Asokan has spent most of his career developing new and improved versions of adeno-associated virus or AAV, a relatively harmless carrier that is already present in the majority of the human population. The virus has been used to safely deliver gene therapy in clinical trials for a number of diseases, including eye disease, congestive heart failure, Parkinson’s disease, and muscular dystrophy.
Through this new collaboration, the researchers are packaging the genome editing machinery developed in the Gersbach lab into the latest forms of AAV developed in the Asokan lab.
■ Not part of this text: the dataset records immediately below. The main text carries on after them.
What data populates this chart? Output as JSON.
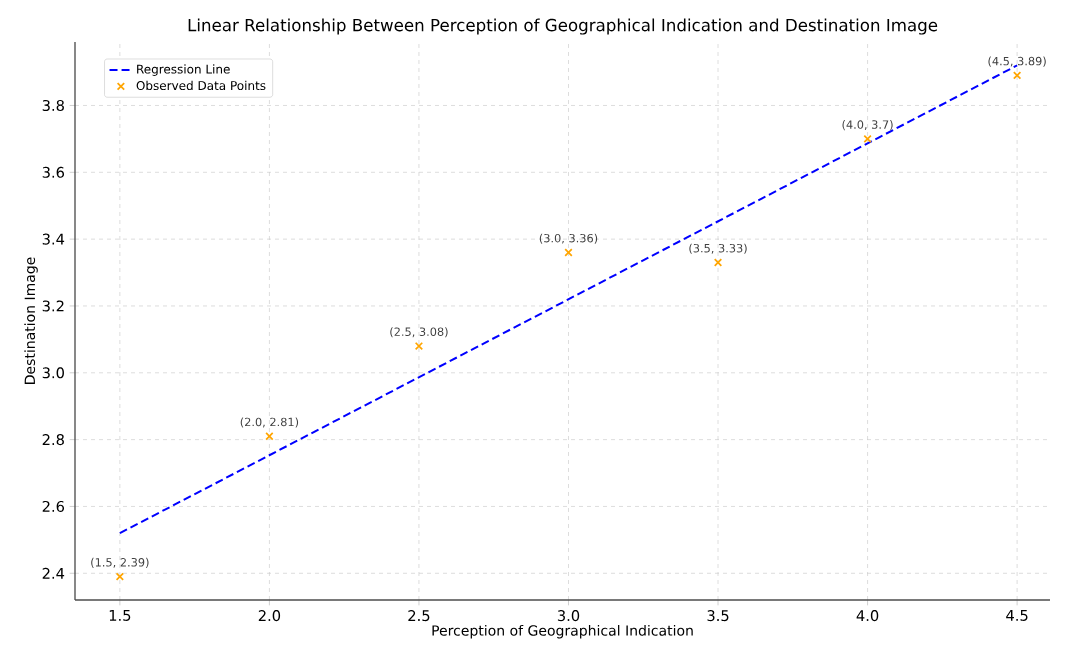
{
  "chart_data": {
    "type": "scatter",
    "title": "Linear Relationship Between Perception of Geographical Indication and Destination Image",
    "xlabel": "Perception of Geographical Indication",
    "ylabel": "Destination Image",
    "xlim": [
      1.35,
      4.61
    ],
    "ylim": [
      2.32,
      3.99
    ],
    "xticks": [
      1.5,
      {
        "value": 2,
        "label": "2.0"
      },
      2.5,
      {
        "value": 3,
        "label": "3.0"
      },
      3.5,
      {
        "value": 4,
        "label": "4.0"
      },
      4.5
    ],
    "yticks": [
      2.4,
      2.6,
      2.8,
      {
        "value": 3,
        "label": "3.0"
      },
      3.2,
      3.4,
      3.6,
      3.8
    ],
    "grid": true,
    "legend": "top left",
    "series": [
      {
        "name": "Regression Line",
        "type": "line",
        "color": "#0000ff",
        "line_style": "dashed",
        "marker": "none",
        "x": [
          1.5,
          4.5
        ],
        "values": [
          2.52,
          3.92
        ]
      },
      {
        "name": "Observed Data Points",
        "color": "#ffa500",
        "marker": "cross",
        "x": [
          1.5,
          2.0,
          2.5,
          3.0,
          3.5,
          4.0,
          4.5
        ],
        "values": [
          2.39,
          2.81,
          3.08,
          3.36,
          3.33,
          3.7,
          3.89
        ],
        "value_labels": [
          "(1.5, 2.39)",
          "(2.0, 2.81)",
          "(2.5, 3.08)",
          "(3.0, 3.36)",
          "(3.5, 3.33)",
          "(4.0, 3.7)",
          "(4.5, 3.89)"
        ]
      }
    ]
  }
}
Though their results are still preliminary, the approach has shown promise in mouse models of DMD. The researchers believe the technique could one day be used not just to correct this one disease-causing mutation, but to change any sequence in the genome.
“I look at this as the perfect marriage of two sets of tools, without which neither field could succeed,” said Asokan, an associate professor at the UNC School of Medicine. “That union does raise a unique set of safety considerations that we need to assess. But once we do, it has the potential to create a new gene therapy paradigm that will change the way that we approach human disease.”
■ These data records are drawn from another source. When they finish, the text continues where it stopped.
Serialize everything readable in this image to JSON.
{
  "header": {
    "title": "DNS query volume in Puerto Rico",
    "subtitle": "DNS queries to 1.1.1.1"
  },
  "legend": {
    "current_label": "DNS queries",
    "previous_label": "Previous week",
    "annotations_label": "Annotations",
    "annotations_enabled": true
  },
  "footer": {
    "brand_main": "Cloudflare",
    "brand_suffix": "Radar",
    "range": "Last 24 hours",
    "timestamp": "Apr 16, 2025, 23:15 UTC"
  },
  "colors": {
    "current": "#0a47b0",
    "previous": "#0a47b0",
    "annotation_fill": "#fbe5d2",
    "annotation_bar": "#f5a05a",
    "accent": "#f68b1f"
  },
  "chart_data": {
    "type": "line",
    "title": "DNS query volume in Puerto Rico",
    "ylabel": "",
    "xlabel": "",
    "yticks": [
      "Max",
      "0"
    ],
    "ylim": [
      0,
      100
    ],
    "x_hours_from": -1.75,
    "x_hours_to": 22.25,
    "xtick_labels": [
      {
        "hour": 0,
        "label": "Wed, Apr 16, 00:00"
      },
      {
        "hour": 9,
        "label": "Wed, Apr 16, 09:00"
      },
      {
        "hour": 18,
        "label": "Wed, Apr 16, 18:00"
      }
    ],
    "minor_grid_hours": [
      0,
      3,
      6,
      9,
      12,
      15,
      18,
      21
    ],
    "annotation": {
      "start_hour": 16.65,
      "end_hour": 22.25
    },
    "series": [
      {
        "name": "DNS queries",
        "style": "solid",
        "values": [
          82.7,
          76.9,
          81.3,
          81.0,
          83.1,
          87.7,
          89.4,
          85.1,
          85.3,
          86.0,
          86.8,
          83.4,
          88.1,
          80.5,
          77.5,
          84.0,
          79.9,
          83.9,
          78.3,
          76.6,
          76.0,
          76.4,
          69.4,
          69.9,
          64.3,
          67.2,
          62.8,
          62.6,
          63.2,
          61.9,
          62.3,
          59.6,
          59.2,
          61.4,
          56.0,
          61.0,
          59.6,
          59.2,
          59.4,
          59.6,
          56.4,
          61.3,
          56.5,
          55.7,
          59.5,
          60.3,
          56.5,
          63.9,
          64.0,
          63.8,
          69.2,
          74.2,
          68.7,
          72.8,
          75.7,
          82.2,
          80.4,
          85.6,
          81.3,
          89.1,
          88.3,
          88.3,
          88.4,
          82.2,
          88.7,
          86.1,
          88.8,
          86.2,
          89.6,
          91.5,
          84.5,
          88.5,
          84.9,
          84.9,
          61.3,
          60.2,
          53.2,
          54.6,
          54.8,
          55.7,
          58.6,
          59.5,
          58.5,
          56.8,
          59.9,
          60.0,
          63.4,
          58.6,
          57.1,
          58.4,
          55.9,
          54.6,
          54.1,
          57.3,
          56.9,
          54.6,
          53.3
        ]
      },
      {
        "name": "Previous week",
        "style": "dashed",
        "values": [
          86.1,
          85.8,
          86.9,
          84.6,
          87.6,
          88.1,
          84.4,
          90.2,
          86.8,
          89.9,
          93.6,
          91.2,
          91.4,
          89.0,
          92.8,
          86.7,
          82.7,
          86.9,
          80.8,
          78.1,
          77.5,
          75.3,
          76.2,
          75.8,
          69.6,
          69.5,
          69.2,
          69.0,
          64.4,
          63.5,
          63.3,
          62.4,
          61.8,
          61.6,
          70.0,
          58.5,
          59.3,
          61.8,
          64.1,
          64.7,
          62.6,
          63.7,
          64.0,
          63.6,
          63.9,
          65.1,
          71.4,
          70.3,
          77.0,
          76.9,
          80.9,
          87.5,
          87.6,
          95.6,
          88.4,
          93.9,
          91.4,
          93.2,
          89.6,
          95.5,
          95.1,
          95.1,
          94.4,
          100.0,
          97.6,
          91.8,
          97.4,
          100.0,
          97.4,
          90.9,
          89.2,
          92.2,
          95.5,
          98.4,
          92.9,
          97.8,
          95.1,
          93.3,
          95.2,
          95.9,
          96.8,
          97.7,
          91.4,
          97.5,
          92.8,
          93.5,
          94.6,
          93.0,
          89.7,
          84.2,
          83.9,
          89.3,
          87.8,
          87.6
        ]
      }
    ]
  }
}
The new team of Gersbach and Asokan are one of four to recently receive collaborative grants from the Duke University Translational Medicine Institute (DTMI) and the North Carolina Translational and Clinical Sciences (NC TraCS) Institute. These DTRI Duke/UNC Collaborative Pilot Program awards place particular emphasis on basic research in a variety of disciplines that address the development of therapies, diagnostics or devices applicable to human disease and clinical trials.
UNC and Duke are the only two academic institutions in North Carolina that are members of the CTSA program, a national consortium created to improve the way biomedical research is conducted across the country. The CTSA program is funded by the National Center for Advancing Translational Sciences (NCATS), a part of the National Institutes of Health (NIH).